Abstract

In today’s dominant discourse, the development trajectory of many East Asian countries is pictured as a success, whereas that of many sub-Saharan African countries is considered a failure. The Asian success stories often refer to the developmental state model, which highlights the pivotal role played by Asian political elites in catalyzing economic growth and broad-based development. The model includes economic liberalization and outward-oriented policies, with targeted support to – and protection of – strategic sectors and infant industries.How far is this underlying assumption supported by empirical evidence? This working paper examines a wide range of economic, social, institutional and governance indicators for a sample of six sub-Saharan and five South East Asian countries.

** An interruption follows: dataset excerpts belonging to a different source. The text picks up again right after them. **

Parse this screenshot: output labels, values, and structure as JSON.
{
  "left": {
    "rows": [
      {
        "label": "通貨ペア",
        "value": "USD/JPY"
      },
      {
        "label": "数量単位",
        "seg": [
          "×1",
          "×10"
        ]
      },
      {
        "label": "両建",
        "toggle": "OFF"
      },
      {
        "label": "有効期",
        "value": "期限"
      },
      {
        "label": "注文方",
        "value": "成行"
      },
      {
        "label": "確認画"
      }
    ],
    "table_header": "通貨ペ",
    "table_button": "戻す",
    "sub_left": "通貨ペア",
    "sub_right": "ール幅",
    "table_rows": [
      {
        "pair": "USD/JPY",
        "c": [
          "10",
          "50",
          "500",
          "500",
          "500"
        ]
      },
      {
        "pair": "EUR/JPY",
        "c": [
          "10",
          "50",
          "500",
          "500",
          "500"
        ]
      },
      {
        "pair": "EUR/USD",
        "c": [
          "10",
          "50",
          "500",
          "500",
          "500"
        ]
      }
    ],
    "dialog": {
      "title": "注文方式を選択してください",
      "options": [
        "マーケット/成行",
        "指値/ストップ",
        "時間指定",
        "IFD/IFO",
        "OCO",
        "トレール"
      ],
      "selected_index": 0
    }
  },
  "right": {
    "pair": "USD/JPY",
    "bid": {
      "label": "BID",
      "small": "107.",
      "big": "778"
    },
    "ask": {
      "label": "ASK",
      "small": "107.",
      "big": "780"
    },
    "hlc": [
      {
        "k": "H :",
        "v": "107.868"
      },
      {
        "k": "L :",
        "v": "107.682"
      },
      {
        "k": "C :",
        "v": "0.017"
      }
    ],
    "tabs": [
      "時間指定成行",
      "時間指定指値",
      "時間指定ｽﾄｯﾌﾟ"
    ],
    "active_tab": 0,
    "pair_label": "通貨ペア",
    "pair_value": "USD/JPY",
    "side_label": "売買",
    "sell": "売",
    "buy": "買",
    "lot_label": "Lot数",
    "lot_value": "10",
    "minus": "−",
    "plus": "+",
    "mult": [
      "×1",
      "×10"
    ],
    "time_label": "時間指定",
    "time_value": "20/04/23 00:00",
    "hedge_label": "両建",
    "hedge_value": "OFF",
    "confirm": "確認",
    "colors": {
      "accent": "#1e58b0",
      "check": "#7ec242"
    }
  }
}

Contrary to our research hypothesis, we did not find any significant difference in the level of government involvement in the domestic economy between the countries of the two regions, nor in the quality of institutions and governance indicators, nor in the share of imports and exports in GDP.Even if there are important gaps between the two regions, for instance with regard to the demographic transition, the agricultural sector or tertiary education, the picture is much more nuanced than portrayed by the dominant discourse. Our review of economic and socio-political indicators tells a rather different story, but not the whole story. Nevertheless, the indicators fail to take into account all the historical, institutional and structural factors that matter a great deal for development. Hence our analysis should be complemented by detailed country case studies to uncover the specific dynamics underlying different development trajectories and outcomes.